Dass die Zeiten finanziell schwieriger werden, spiegelt sich nicht zuletzt im Konsumverhalten der Deutschen wider. Ein Gradmesser, an dem sich langfristige Entwicklungen ablesen lassen, ist der Kauf von Möbeln. Für solch grundlegende Käufe geben viele Verbraucher immer weniger Geld aus.
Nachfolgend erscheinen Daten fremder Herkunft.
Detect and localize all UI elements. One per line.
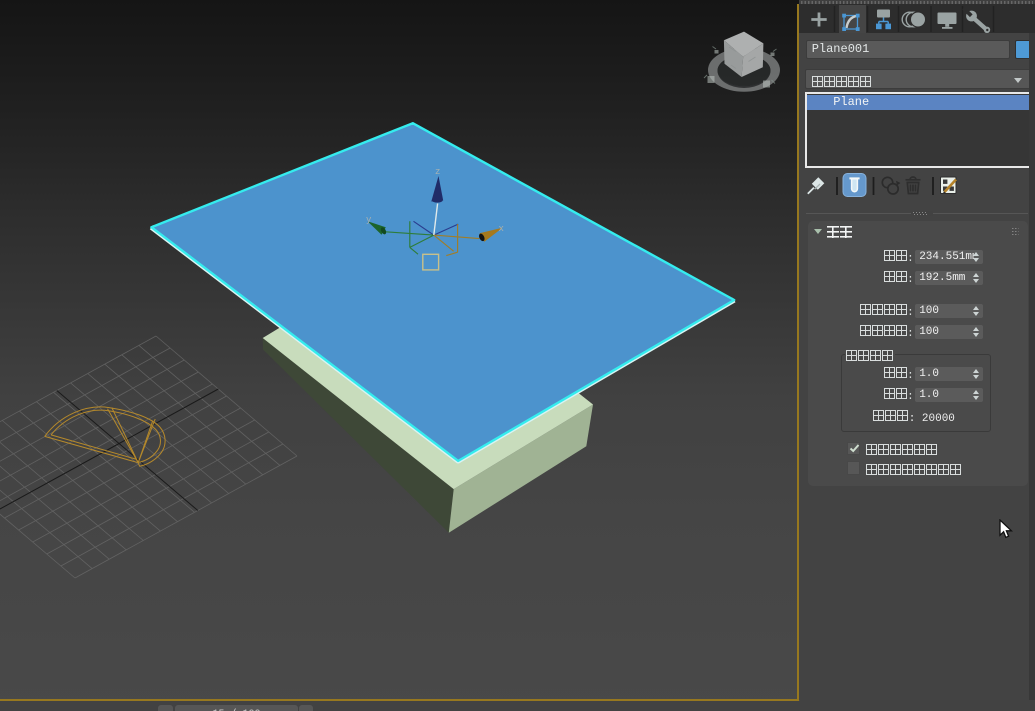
svg-text:y: y bbox=[366, 215, 372, 225]
svg-text:z: z bbox=[435, 167, 440, 177]
svg-text:x: x bbox=[499, 224, 504, 234]
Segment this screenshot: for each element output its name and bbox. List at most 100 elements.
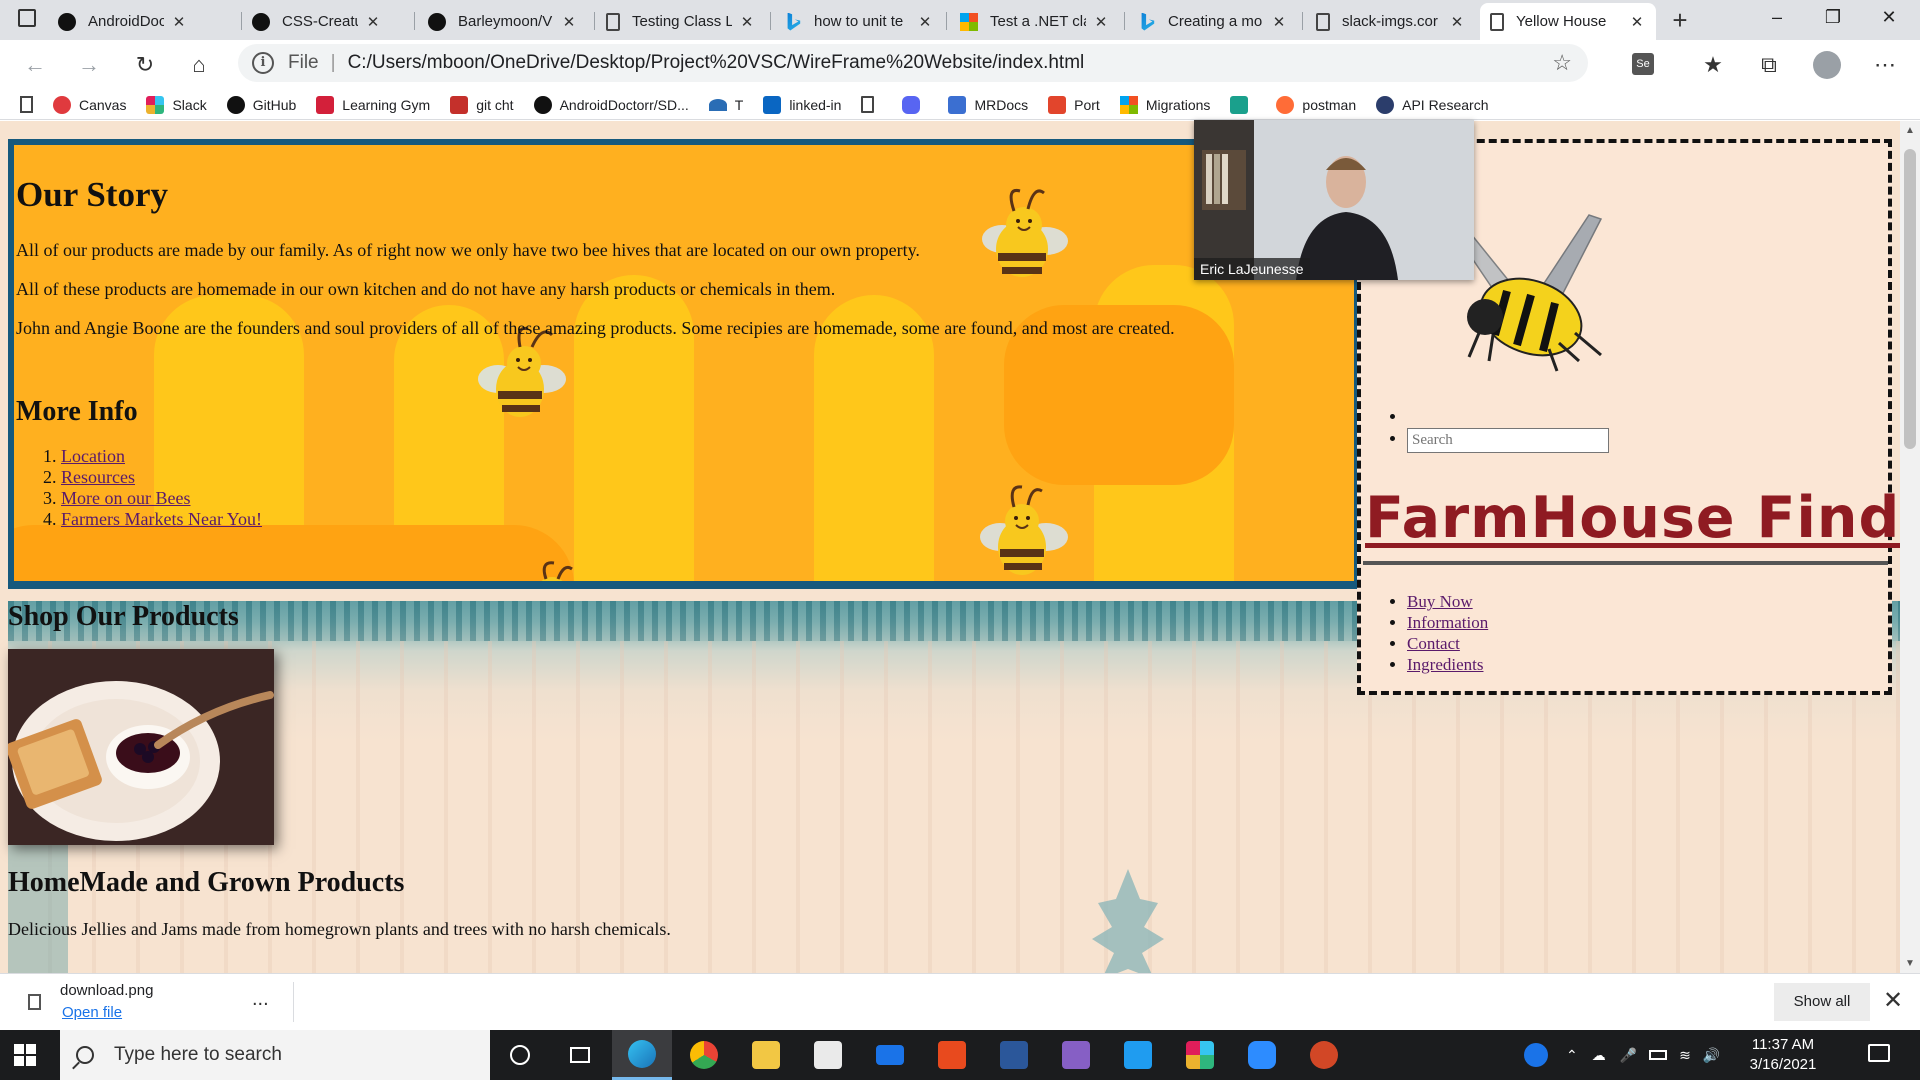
bookmark-api-research[interactable]: API Research	[1376, 95, 1488, 114]
microphone-icon[interactable]: 🎤	[1620, 1047, 1637, 1064]
battery-icon[interactable]	[1649, 1050, 1668, 1060]
home-button[interactable]: ⌂	[182, 48, 216, 82]
close-icon[interactable]: ✕	[560, 13, 578, 31]
bookmark-canvas[interactable]: Canvas	[53, 95, 126, 114]
settings-more-icon[interactable]: ⋯	[1868, 48, 1902, 82]
wifi-icon[interactable]: ≋	[1679, 1047, 1691, 1064]
bookmark-port[interactable]: Port	[1048, 95, 1100, 114]
tab-test-dotnet-class[interactable]: Test a .NET cla ✕	[950, 3, 1120, 40]
bookmark-learning-gym[interactable]: Learning Gym	[316, 95, 430, 114]
download-more-button[interactable]: ...	[252, 988, 269, 1011]
add-favorite-icon[interactable]: ☆	[1552, 50, 1572, 76]
bookmark-page[interactable]	[861, 96, 882, 113]
selenium-extension-icon[interactable]: Se	[1632, 53, 1654, 75]
word-icon[interactable]	[984, 1030, 1044, 1080]
zoom-icon[interactable]	[1232, 1030, 1292, 1080]
close-icon[interactable]: ✕	[1448, 13, 1466, 31]
download-filename[interactable]: download.png	[60, 982, 153, 999]
show-all-button[interactable]: Show all	[1774, 983, 1870, 1021]
close-icon[interactable]: ✕	[916, 13, 934, 31]
cortana-icon[interactable]	[490, 1030, 550, 1080]
farmers-markets-link[interactable]: Farmers Markets Near You!	[61, 509, 262, 529]
close-icon[interactable]: ✕	[1092, 13, 1110, 31]
list-item: Resources	[61, 467, 1354, 488]
refresh-button[interactable]: ↻	[128, 48, 162, 82]
product-image[interactable]	[8, 649, 274, 845]
maximize-button[interactable]: ❐	[1810, 0, 1856, 36]
favorites-icon[interactable]: ★	[1696, 48, 1730, 82]
chrome-taskbar-icon[interactable]	[674, 1030, 734, 1080]
edge-taskbar-icon[interactable]	[612, 1030, 672, 1080]
slack-taskbar-icon[interactable]	[1170, 1030, 1230, 1080]
product-heading: HomeMade and Grown Products	[8, 867, 405, 898]
tab-barleymoon[interactable]: Barleymoon/V ✕	[418, 3, 588, 40]
search-input[interactable]	[1407, 428, 1609, 453]
page-scrollbar[interactable]: ▲ ▼	[1900, 121, 1920, 973]
forward-button[interactable]: →	[72, 48, 106, 82]
close-window-button[interactable]: ✕	[1866, 0, 1912, 36]
open-file-link[interactable]: Open file	[62, 1004, 122, 1021]
close-icon[interactable]: ✕	[1628, 13, 1646, 31]
tab-creating-a-mock[interactable]: Creating a mo ✕	[1128, 3, 1298, 40]
cloud-icon[interactable]: ☁	[1592, 1047, 1606, 1064]
close-icon[interactable]: ✕	[170, 13, 188, 31]
bookmark-postman[interactable]: postman	[1276, 95, 1356, 114]
tab-css-creature[interactable]: CSS-Creature/ ✕	[242, 3, 392, 40]
windows-start-icon[interactable]	[14, 1044, 36, 1066]
back-button[interactable]: ←	[18, 48, 52, 82]
bookmark-t[interactable]: T	[708, 97, 743, 113]
bookmark-discord[interactable]	[902, 95, 928, 114]
new-tab-button[interactable]: +	[1664, 4, 1696, 36]
resources-link[interactable]: Resources	[61, 467, 135, 487]
close-icon[interactable]: ✕	[738, 13, 756, 31]
buy-now-link[interactable]: Buy Now	[1407, 592, 1473, 611]
location-link[interactable]: Location	[61, 446, 125, 466]
mail-icon[interactable]	[860, 1030, 920, 1080]
chevron-up-icon[interactable]: ⌃	[1566, 1047, 1578, 1064]
tab-androiddoctor[interactable]: AndroidDocto ✕	[48, 3, 198, 40]
bookmark-github[interactable]: GitHub	[226, 95, 296, 114]
bookmark-mrdocs[interactable]: MRDocs	[948, 95, 1028, 114]
profile-avatar[interactable]	[1813, 51, 1841, 79]
powerpoint-icon[interactable]	[1294, 1030, 1354, 1080]
bookmark-androiddoctorr[interactable]: AndroidDoctorr/SD...	[533, 95, 689, 114]
video-call-overlay[interactable]: Eric LaJeunesse	[1194, 120, 1474, 280]
close-icon[interactable]: ✕	[1270, 13, 1288, 31]
page-icon[interactable]	[20, 96, 33, 113]
system-clock[interactable]: 11:37 AM 3/16/2021	[1742, 1035, 1824, 1075]
scroll-up-icon[interactable]: ▲	[1900, 125, 1920, 136]
vscode-icon[interactable]	[1108, 1030, 1168, 1080]
bookmark-slack[interactable]: Slack	[146, 95, 207, 114]
minimize-button[interactable]: –	[1754, 0, 1800, 36]
task-view-icon[interactable]	[550, 1030, 610, 1080]
bookmark-t4u[interactable]	[1230, 95, 1256, 114]
scrollbar-thumb[interactable]	[1904, 149, 1916, 449]
info-icon[interactable]: i	[252, 52, 274, 74]
tab-yellow-house[interactable]: Yellow House ✕	[1480, 3, 1656, 40]
file-explorer-icon[interactable]	[736, 1030, 796, 1080]
ingredients-link[interactable]: Ingredients	[1407, 655, 1483, 674]
volume-icon[interactable]: 🔊	[1703, 1047, 1720, 1064]
scroll-down-icon[interactable]: ▼	[1900, 958, 1920, 969]
taskbar-search[interactable]: Type here to search	[60, 1030, 490, 1080]
discord-icon	[902, 95, 921, 114]
tab-how-to-unit-test[interactable]: how to unit te ✕	[774, 3, 944, 40]
visual-studio-icon[interactable]	[1046, 1030, 1106, 1080]
bookmark-git-cht[interactable]: git cht	[450, 95, 514, 114]
contact-link[interactable]: Contact	[1407, 634, 1460, 653]
information-link[interactable]: Information	[1407, 613, 1488, 632]
browser-menu-icon[interactable]	[18, 9, 36, 27]
collections-icon[interactable]: ⧉	[1752, 48, 1786, 82]
notifications-icon[interactable]	[1868, 1044, 1890, 1062]
tab-testing-class[interactable]: Testing Class L ✕	[596, 3, 766, 40]
address-bar[interactable]: i File | C:/Users/mboon/OneDrive/Desktop…	[238, 44, 1588, 82]
bookmark-linked-in[interactable]: linked-in	[763, 95, 841, 114]
close-icon[interactable]: ✕	[1883, 986, 1903, 1015]
bookmark-migrations[interactable]: Migrations	[1119, 95, 1210, 114]
more-on-bees-link[interactable]: More on our Bees	[61, 488, 190, 508]
office-icon[interactable]	[922, 1030, 982, 1080]
store-icon[interactable]	[798, 1030, 858, 1080]
help-icon[interactable]	[1524, 1043, 1548, 1067]
close-icon[interactable]: ✕	[364, 13, 382, 31]
tab-slack-imgs[interactable]: slack-imgs.cor ✕	[1306, 3, 1476, 40]
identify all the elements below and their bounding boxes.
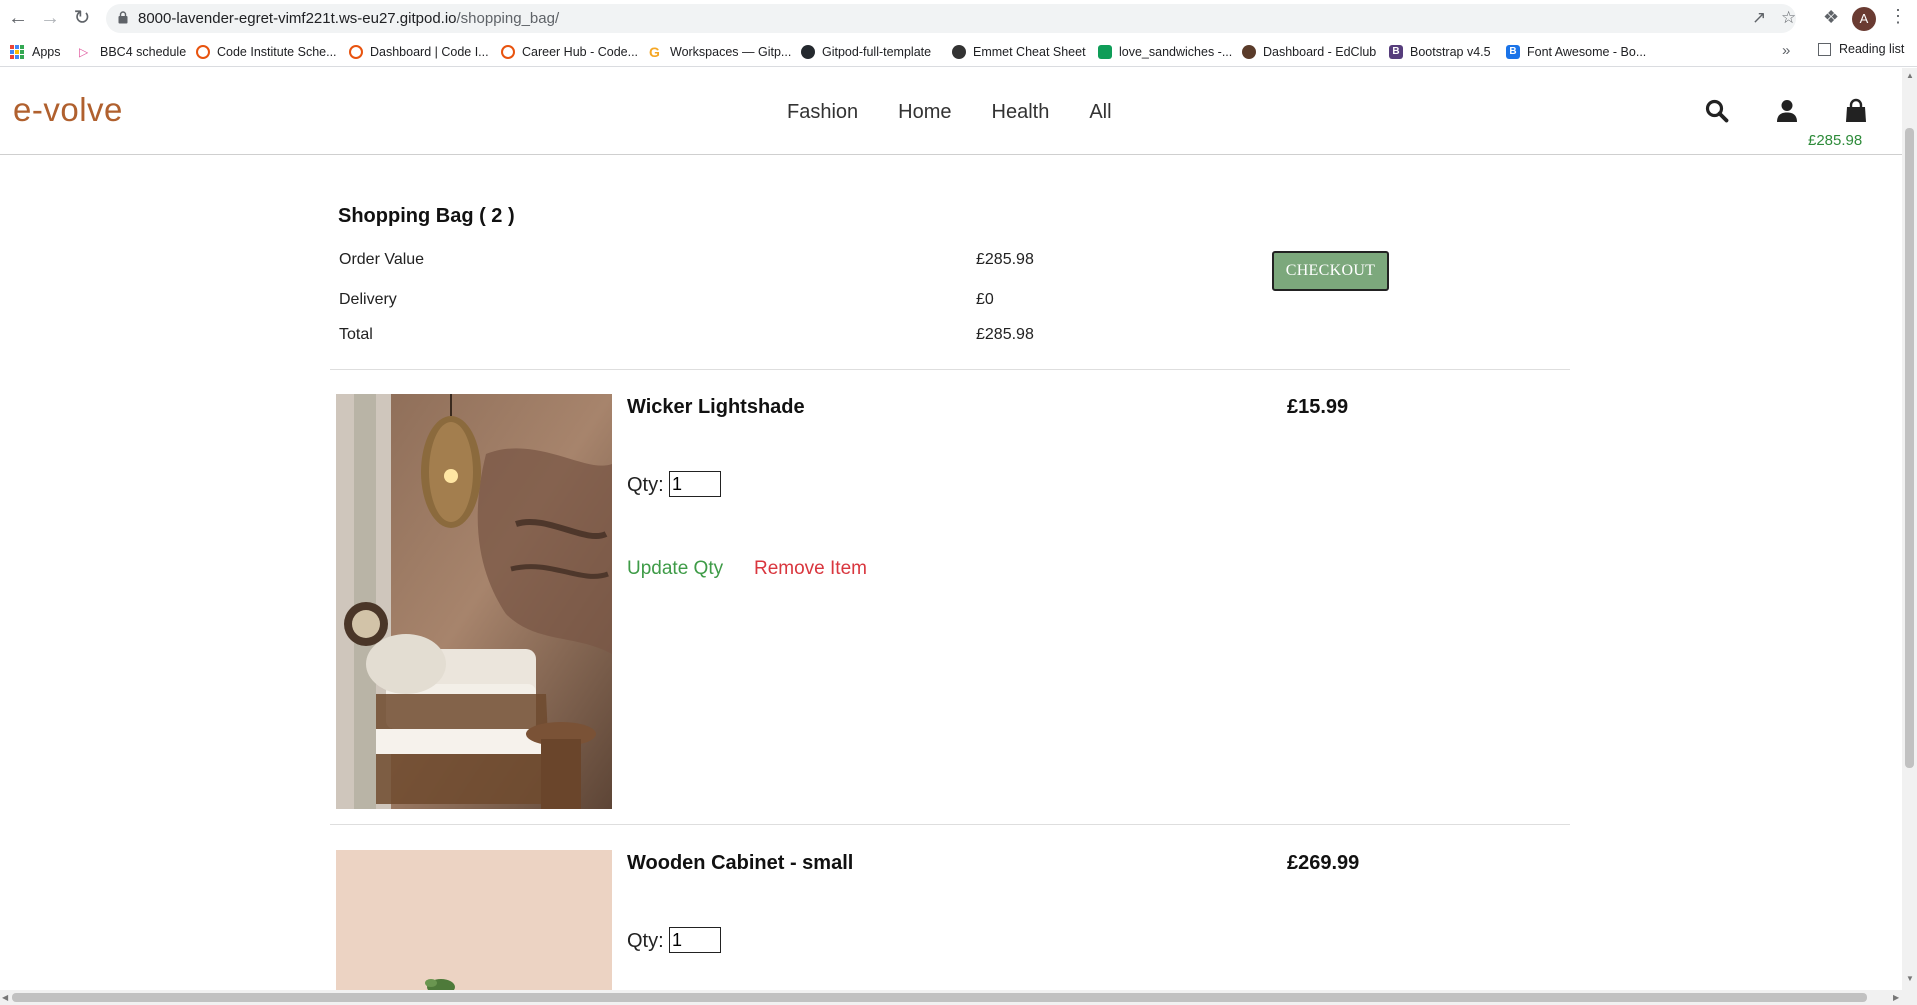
puzzle-extensions-icon[interactable]: ❖ — [1823, 7, 1839, 28]
header-bag-total[interactable]: £285.98 — [1808, 132, 1862, 149]
ring-icon — [196, 45, 210, 59]
summary-label-order-value: Order Value — [339, 251, 425, 268]
bookmark-item[interactable]: ▷ BBC4 schedule — [79, 42, 186, 62]
play-icon: ▷ — [79, 45, 89, 59]
scroll-right-arrow-icon[interactable]: ▶ — [1893, 993, 1899, 1002]
forward-arrow-icon[interactable]: → — [38, 6, 62, 30]
bookmarks-bar: Apps ▷ BBC4 schedule Code Institute Sche.… — [0, 37, 1917, 67]
bookmark-item[interactable]: B Font Awesome - Bo... — [1506, 42, 1646, 62]
scroll-down-arrow-icon[interactable]: ▼ — [1906, 974, 1914, 983]
product-name[interactable]: Wicker Lightshade — [627, 396, 805, 419]
page-title: Shopping Bag ( 2 ) — [338, 205, 515, 227]
address-bar[interactable]: 8000-lavender-egret-vimf221t.ws-eu27.git… — [106, 4, 1796, 33]
url-text: 8000-lavender-egret-vimf221t.ws-eu27.git… — [138, 10, 560, 27]
shopping-bag-icon[interactable] — [1843, 98, 1869, 124]
horizontal-scrollbar[interactable]: ◀ ▶ — [0, 990, 1917, 1005]
update-qty-link[interactable]: Update Qty — [627, 558, 723, 580]
bootstrap-icon: B — [1389, 45, 1403, 59]
ring-icon — [501, 45, 515, 59]
bag-item: Wooden Cabinet - small £269.99 Qty: — [330, 850, 1570, 990]
bookmark-item[interactable]: G Workspaces — Gitp... — [649, 42, 791, 62]
bookmark-item[interactable]: Code Institute Sche... — [196, 42, 337, 62]
bookmark-item[interactable]: Dashboard - EdClub — [1242, 42, 1376, 62]
site-logo[interactable]: e-volve — [13, 91, 123, 129]
qty-input[interactable] — [669, 927, 721, 953]
divider — [330, 824, 1570, 825]
share-icon[interactable]: ↗ — [1752, 8, 1766, 28]
reading-list-icon — [1818, 42, 1831, 56]
qty-label: Qty: — [627, 930, 664, 952]
scroll-left-arrow-icon[interactable]: ◀ — [2, 993, 8, 1002]
github-icon — [801, 45, 815, 59]
bookmark-apps[interactable]: Apps — [10, 42, 61, 62]
search-icon[interactable] — [1704, 98, 1730, 124]
qty-input[interactable] — [669, 471, 721, 497]
bookmark-item[interactable]: Career Hub - Code... — [501, 42, 638, 62]
summary-value-order-value: £285.98 — [976, 251, 1034, 268]
horizontal-scroll-thumb[interactable] — [12, 993, 1867, 1002]
bookmark-item[interactable]: Dashboard | Code I... — [349, 42, 489, 62]
edclub-icon — [1242, 45, 1256, 59]
bookmark-item[interactable]: Emmet Cheat Sheet — [952, 42, 1086, 62]
bookmark-item[interactable]: love_sandwiches -... — [1098, 42, 1232, 62]
checkout-button[interactable]: CHECKOUT — [1272, 251, 1389, 291]
divider — [330, 369, 1570, 370]
qty-label: Qty: — [627, 474, 664, 496]
emmet-icon — [952, 45, 966, 59]
reload-icon[interactable]: ↻ — [70, 6, 94, 30]
bookmark-item[interactable]: Gitpod-full-template — [801, 42, 931, 62]
product-image-wooden-cabinet[interactable] — [336, 850, 612, 990]
page-viewport: e-volve Fashion Home Health All £285.98 … — [0, 68, 1902, 990]
nav-health[interactable]: Health — [992, 101, 1050, 124]
scroll-up-arrow-icon[interactable]: ▲ — [1906, 71, 1914, 80]
nav-fashion[interactable]: Fashion — [787, 101, 858, 124]
bag-item: Wicker Lightshade £15.99 Qty: Update Qty… — [330, 394, 1570, 814]
vertical-scroll-thumb[interactable] — [1905, 128, 1914, 768]
browser-toolbar: ← → ↻ 8000-lavender-egret-vimf221t.ws-eu… — [0, 0, 1917, 37]
sheets-icon — [1098, 45, 1112, 59]
summary-label-total: Total — [339, 326, 373, 343]
product-image-wicker-lightshade[interactable] — [336, 394, 612, 809]
user-icon[interactable] — [1774, 98, 1800, 124]
product-name[interactable]: Wooden Cabinet - small — [627, 852, 853, 875]
nav-all[interactable]: All — [1089, 101, 1111, 124]
product-price: £15.99 — [1287, 396, 1349, 418]
star-icon[interactable]: ☆ — [1781, 8, 1796, 28]
profile-avatar[interactable]: A — [1852, 7, 1876, 31]
product-price: £269.99 — [1287, 852, 1360, 874]
back-arrow-icon[interactable]: ← — [6, 6, 30, 30]
apps-grid-icon — [10, 45, 24, 59]
ring-icon — [349, 45, 363, 59]
menu-kebab-icon[interactable]: ⋮ — [1889, 6, 1907, 27]
summary-label-delivery: Delivery — [339, 291, 397, 308]
bookmarks-overflow-icon[interactable]: » — [1782, 42, 1790, 59]
lock-icon — [118, 11, 128, 24]
main-nav: Fashion Home Health All — [787, 101, 1112, 124]
bookmark-item[interactable]: B Bootstrap v4.5 — [1389, 42, 1491, 62]
summary-value-delivery: £0 — [976, 291, 994, 308]
gitpod-icon: G — [649, 44, 660, 60]
vertical-scrollbar[interactable]: ▲ ▼ — [1902, 68, 1917, 990]
remove-item-link[interactable]: Remove Item — [754, 558, 867, 580]
site-header: e-volve Fashion Home Health All £285.98 — [0, 68, 1902, 155]
reading-list-button[interactable]: Reading list — [1818, 42, 1904, 56]
fontawesome-icon: B — [1506, 45, 1520, 59]
summary-value-total: £285.98 — [976, 326, 1034, 343]
nav-home[interactable]: Home — [898, 101, 951, 124]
„Im Jahr 2000 gaben die Deutschen durchschnittlich 420 Euro pro Person im Jahr aus, 2007 waren es noch 372 und im vergangenen Jahr nur noch 362 Euro“, erläutert Ursula Geismann vom Verband der Deutschen Möbelindustrie. Selbst wenn der Kauf kleinerer Wohnaccessoires berücksichtigt wird, erhöht sich die Summe auf gerade mal rund 500 Euro. Laut Statistischem Bundesamt wurden im Jahr 2009 Möbel im Wert von 15,5 Milliarden Euro hergestellt. Gegenüber 2008 ist das ein Rückgang von 10,9 Prozent. Ist das ein der Wirtschaftskrise geschuldeter zeitweiliger Einbruch oder ein stabiler Abwärtstrend?
Die Billigen boomen
Die Deutschen, so Ursula Geismann, sind nach wie vor kauffreudig, allerdings anders: „Während die Verbraucher sich früher dreimal im Leben neu einrichteten, investieren sie heute im Schnitt alle fünf Jahre Geld in ihr Mobiliar.“ Die Ausgaben sinken aber dennoch. Weil die Ware aufgrund der engeren Kauffrequenz auch nicht mehr so lange halten muss, spielt Qualität eine geringere Rolle und damit sinken auch die Ausgaben. Kücheneinrichtungen werden in Deutschland durchschnittlich alle 15 Jahre erneuert, „Kastenmöbel“ wie Schränke und Regale alle acht bis zwölf Jahre. Polster haben im Schnitt eine Lebensdauer von bis zu acht Jahren. Angebote für den kleinen Geldbeutel, oft aus Osteuropa und Asien, boomen. Beispiel Ikea: Der Umsatz des Konzerns ist zwischen 1999 und 2009 von 7,6 auf 22,5 Milliarden Euro gestiegen. Deutschland ist mit einem Anteil von 16 Prozent das Land mit dem größten Umsatz. Die zwei größten Lieferantenländer sind China und Polen (mit 20 beziehungsweise 18 Prozent). Wer von Jahr zu Jahr weniger Geld zur Verfügung hat, ist froh, auf Discountangebote zurückgreifen zu können.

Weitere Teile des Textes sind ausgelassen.